RHDV2 isn’t in our region yet, but given how contagious it is, it’s just a matter of time.

“The USDA website has information about the disease. The American Rabbit Breeders Association has been very informative when they learn of new locations that have had positive cases of RHDV2. ARBA keeps the announcement section of their website and Facebook page up to date with information as they receive it,” Conklin said, adding that the USDA and state departments of agriculture will notify local agencies which will alert the public if the disease is found here.

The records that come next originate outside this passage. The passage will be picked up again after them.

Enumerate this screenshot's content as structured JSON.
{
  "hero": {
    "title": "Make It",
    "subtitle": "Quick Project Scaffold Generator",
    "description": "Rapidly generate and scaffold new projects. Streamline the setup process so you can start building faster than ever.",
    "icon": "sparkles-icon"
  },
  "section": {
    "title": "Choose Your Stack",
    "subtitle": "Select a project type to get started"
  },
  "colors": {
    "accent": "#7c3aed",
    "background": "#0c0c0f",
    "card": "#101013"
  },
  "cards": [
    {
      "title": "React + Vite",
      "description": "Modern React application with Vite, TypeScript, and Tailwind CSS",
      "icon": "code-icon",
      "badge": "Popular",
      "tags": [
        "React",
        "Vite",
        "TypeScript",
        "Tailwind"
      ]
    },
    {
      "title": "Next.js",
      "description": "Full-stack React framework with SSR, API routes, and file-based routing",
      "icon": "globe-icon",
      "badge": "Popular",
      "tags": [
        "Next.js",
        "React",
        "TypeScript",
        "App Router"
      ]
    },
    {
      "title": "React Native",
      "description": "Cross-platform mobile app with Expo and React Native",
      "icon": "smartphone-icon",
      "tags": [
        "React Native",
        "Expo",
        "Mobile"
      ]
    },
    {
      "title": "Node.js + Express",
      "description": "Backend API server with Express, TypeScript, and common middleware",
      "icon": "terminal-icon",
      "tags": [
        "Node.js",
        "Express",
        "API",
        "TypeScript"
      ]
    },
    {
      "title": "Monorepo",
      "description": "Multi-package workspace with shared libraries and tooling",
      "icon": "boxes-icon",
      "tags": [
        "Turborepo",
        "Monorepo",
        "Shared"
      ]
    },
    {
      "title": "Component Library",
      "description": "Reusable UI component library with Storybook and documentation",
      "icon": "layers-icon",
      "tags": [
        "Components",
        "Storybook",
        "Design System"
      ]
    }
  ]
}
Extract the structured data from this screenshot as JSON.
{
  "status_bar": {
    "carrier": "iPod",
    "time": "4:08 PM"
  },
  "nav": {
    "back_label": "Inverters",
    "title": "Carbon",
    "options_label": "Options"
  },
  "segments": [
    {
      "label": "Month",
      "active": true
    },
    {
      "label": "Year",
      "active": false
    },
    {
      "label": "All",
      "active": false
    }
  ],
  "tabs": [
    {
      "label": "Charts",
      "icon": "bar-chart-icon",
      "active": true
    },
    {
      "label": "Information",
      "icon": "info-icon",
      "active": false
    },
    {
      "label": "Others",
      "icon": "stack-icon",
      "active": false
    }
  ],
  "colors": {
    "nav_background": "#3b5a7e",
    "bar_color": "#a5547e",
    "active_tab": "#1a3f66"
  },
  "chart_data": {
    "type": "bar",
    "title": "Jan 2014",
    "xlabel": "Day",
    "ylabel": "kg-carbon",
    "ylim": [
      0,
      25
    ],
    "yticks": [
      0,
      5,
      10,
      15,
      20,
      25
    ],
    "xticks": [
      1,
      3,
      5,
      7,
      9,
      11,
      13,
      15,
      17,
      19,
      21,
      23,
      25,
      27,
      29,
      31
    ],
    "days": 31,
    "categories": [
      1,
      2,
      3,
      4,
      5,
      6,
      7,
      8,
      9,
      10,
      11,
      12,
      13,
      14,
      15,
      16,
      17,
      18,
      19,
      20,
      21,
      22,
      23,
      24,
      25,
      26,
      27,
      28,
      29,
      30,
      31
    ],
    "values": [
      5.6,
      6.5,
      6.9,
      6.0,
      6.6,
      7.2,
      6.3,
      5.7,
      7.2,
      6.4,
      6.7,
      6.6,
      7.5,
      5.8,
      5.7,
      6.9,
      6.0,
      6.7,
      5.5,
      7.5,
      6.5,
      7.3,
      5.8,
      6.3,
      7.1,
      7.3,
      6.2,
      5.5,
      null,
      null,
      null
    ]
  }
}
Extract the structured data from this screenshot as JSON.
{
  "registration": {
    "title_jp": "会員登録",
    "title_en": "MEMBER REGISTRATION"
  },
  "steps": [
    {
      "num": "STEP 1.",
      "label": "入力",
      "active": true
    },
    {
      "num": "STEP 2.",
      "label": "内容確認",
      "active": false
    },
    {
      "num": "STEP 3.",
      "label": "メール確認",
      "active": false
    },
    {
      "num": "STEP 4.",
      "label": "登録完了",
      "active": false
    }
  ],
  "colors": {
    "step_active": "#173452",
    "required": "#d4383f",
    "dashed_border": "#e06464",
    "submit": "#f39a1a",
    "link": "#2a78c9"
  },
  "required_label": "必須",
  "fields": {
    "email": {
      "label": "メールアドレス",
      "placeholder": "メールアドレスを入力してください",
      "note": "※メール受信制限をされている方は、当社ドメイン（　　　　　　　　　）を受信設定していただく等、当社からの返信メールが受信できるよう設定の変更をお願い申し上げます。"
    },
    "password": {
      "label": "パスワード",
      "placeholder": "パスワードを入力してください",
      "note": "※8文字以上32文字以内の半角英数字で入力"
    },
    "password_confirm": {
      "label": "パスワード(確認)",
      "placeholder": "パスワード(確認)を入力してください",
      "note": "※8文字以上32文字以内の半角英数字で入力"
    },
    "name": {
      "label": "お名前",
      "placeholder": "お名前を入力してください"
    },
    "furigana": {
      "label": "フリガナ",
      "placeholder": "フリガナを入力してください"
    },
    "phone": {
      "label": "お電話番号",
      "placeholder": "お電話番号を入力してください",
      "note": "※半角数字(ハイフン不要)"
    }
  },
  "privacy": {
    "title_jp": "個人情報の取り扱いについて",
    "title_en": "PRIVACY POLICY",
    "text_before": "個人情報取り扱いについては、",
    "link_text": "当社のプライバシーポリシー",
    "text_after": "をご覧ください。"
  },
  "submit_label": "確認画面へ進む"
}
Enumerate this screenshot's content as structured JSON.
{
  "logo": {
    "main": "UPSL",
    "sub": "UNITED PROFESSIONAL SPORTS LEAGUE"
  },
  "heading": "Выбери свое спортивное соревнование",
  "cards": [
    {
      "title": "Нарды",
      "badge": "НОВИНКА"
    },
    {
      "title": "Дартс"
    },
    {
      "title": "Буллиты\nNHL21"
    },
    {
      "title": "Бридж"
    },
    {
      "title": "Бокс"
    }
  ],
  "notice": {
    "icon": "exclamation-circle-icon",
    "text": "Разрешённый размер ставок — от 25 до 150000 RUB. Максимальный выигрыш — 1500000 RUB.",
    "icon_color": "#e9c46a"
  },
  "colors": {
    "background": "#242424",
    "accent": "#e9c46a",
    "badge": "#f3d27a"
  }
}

If you think your pet is ill, call your vet immediately.

Take care of your rabbits

  • Do not allow pet, feral, or wild rabbits to have contact with your rabbits or gain entry to the facility or home.
  • Do not allow visitors in rabbitries or let them handle pet rabbits without protective clothing (including coveralls, shoe covers, hair covering and gloves).
  • Always wash hands with warm soapy water before entering your rabbit area, after removing protective clothing and before leaving the rabbit area.
  • Do not introduce new rabbits from unknown or untrusted sources. Do not add rabbits to your rabbitry from animal shelters or other types of rescue operations.
  • If you bring outside rabbits into your facility or home, keep them separated from your existing rabbits. Use separate equipment for newly acquired or sick rabbits to avoid spreading disease.
  • Sanitize all equipment and cages moved on or off premises before they are returned to the rabbitry. Disinfecting with 10 percent bleach or 10 percent sodium hydroxide mixed with water is recommended.
  • Establish a working relationship with a veterinarian to review biosecurity practices for identification and closure of possible gaps.